Ages ago, I found some Perl online which neatly formatted valid XML (tabs and newlines) when it was a single-line. The code is below.
It uses XML::Twig to do that. It creates the XML::Twig object without keep_encoding ($twig = XML::Twig->new()
) but if I give it a UTF-8 encoded XML file with a non-ASCII character in it, it produces a file which is not valid UTF-8 according to the isutf8 command on Ubuntu. Opening the files in xxd, I can see the character goes from 2-byte to 1.
If I use my $twig= XML::Twig->new(keep_encoding=>1);
the same input produces valid UTF-8 and two bytes are preserved.
According to the Perldoc for keep_encoding
This is a (slightly?) evil option: if the XML document is not UTF-8 encoded and you want to keep it that way, then setting keep_encoding will use theExpat original_string method for character, thus keeping the original encoding, as well as the original entities in the strings.
Why is a non-UTF-8 doc being produced without that option and why does setting it cause the UTF-8-ness to be preserved?

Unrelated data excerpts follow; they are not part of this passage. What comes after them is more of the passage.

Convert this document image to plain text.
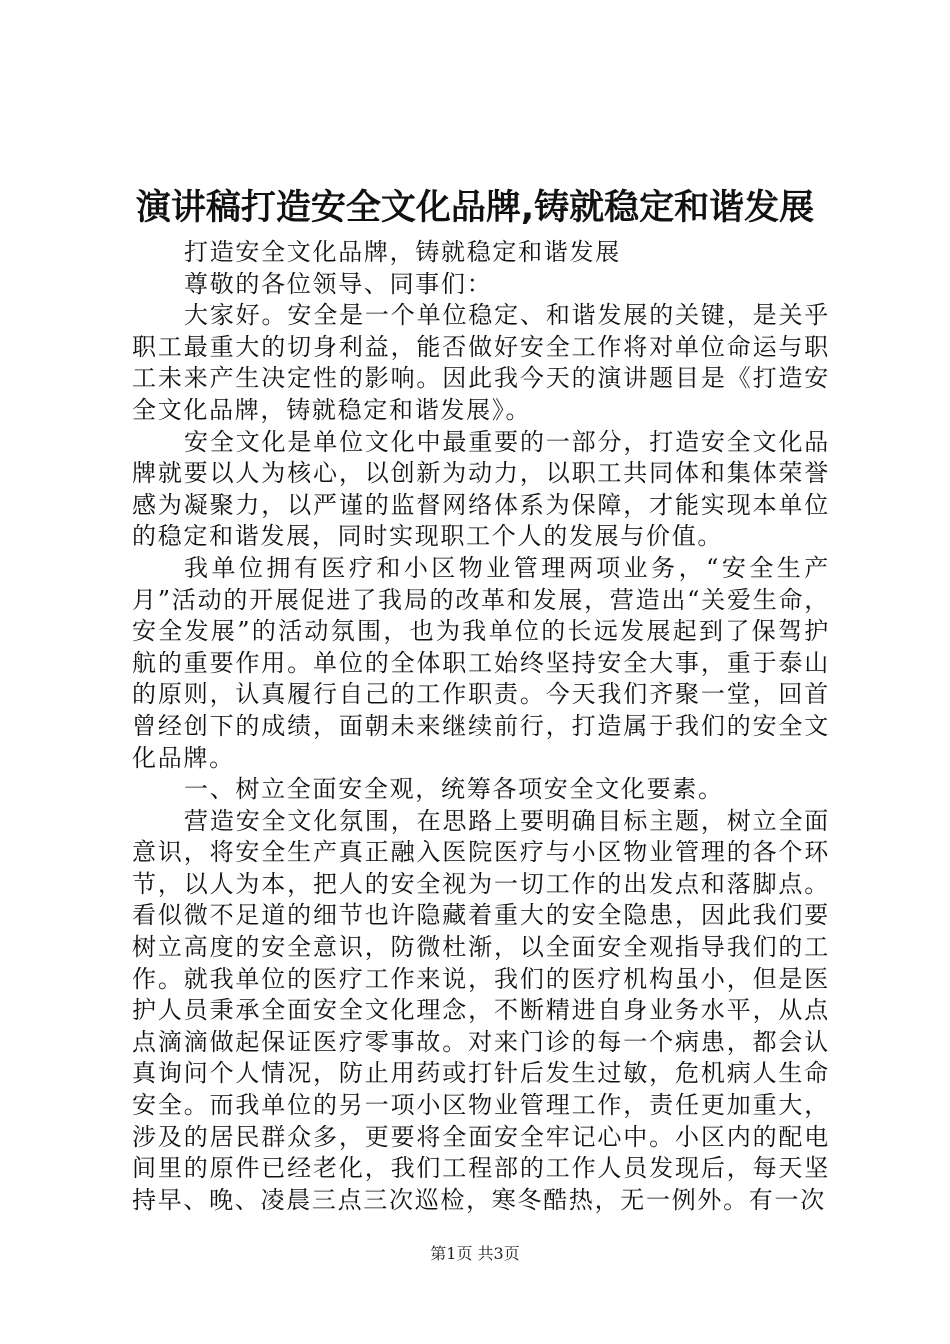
演讲稿打造安全文化品牌,铸就稳定和谐发展

打造安全文化品牌，铸就稳定和谐发展

尊敬的各位领导、同事们：

大家好。安全是一个单位稳定、和谐发展的关键，是关乎职工最重大的切身利益，能否做好安全工作将对单位命运与职工未来产生决定性的影响。因此我今天的演讲题目是《打造安全文化品牌，铸就稳定和谐发展》。

安全文化是单位文化中最重要的一部分，打造安全文化品牌就要以人为核心，以创新为动力，以职工共同体和集体荣誉感为凝聚力，以严谨的监督网络体系为保障，才能实现本单位的稳定和谐发展，同时实现职工个人的发展与价值。

我单位拥有医疗和小区物业管理两项业务，“安全生产月”活动的开展促进了我局的改革和发展，营造出“关爱生命，安全发展”的活动氛围，也为我单位的长远发展起到了保驾护航的重要作用。单位的全体职工始终坚持安全大事，重于泰山的原则，认真履行自己的工作职责。今天我们齐聚一堂，回首曾经创下的成绩，面朝未来继续前行，打造属于我们的安全文化品牌。

一、树立全面安全观，统筹各项安全文化要素。

营造安全文化氛围，在思路上要明确目标主题，树立全面意识，将安全生产真正融入医院医疗与小区物业管理的各个环节，以人为本，把人的安全视为一切工作的出发点和落脚点。看似微不足道的细节也许隐藏着重大的安全隐患，因此我们要树立高度的安全意识，防微杜渐，以全面安全观指导我们的工作。就我单位的医疗工作来说，我们的医疗机构虽小，但是医护人员秉承全面安全文化理念，不断精进自身业务水平，从点点滴滴做起保证医疗零事故。对来门诊的每一个病患，都会认真询问个人情况，防止用药或打针后发生过敏，危机病人生命安全。而我单位的另一项小区物业管理工作，责任更加重大，涉及的居民群众多，更要将全面安全牢记心中。小区内的配电间里的原件已经老化，我们工程部的工作人员发现后，每天坚持早、晚、凌晨三点三次巡检，寒冬酷热，无一例外。有一次

第1页 共3页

The non-ASCII character is a non-breaking space (c2 a0) by the way.
use strict;
use warnings;
use XML::Twig;
my $sXML = join "", (<>);
my $params = [qw(none nsgmls nice indented record record_c)];
my $sPrettyFormat = $params->[3] || 'none';
my $twig = XML::Twig->new();
$twig->set_indent(" "x4);
$twig->parse( $sXML );
$twig->set_pretty_print( $sPrettyFormat );
$sXML = $twig->sprint;
print $xXML;
It's hard to test without your data, but I would guess that this is due to Perl printing the file as an ISO-8859-1 file, since it doesn't have any information about its encoding (it gets it "raw" from XML::Parser). Try binmode STDOUT, ':utf8';
before printing.
Also, it may not be a great idea to read the file first and then pass a string to the parser. Using parsefile
(on the file name) is safer. You potentially avoid encoding problems.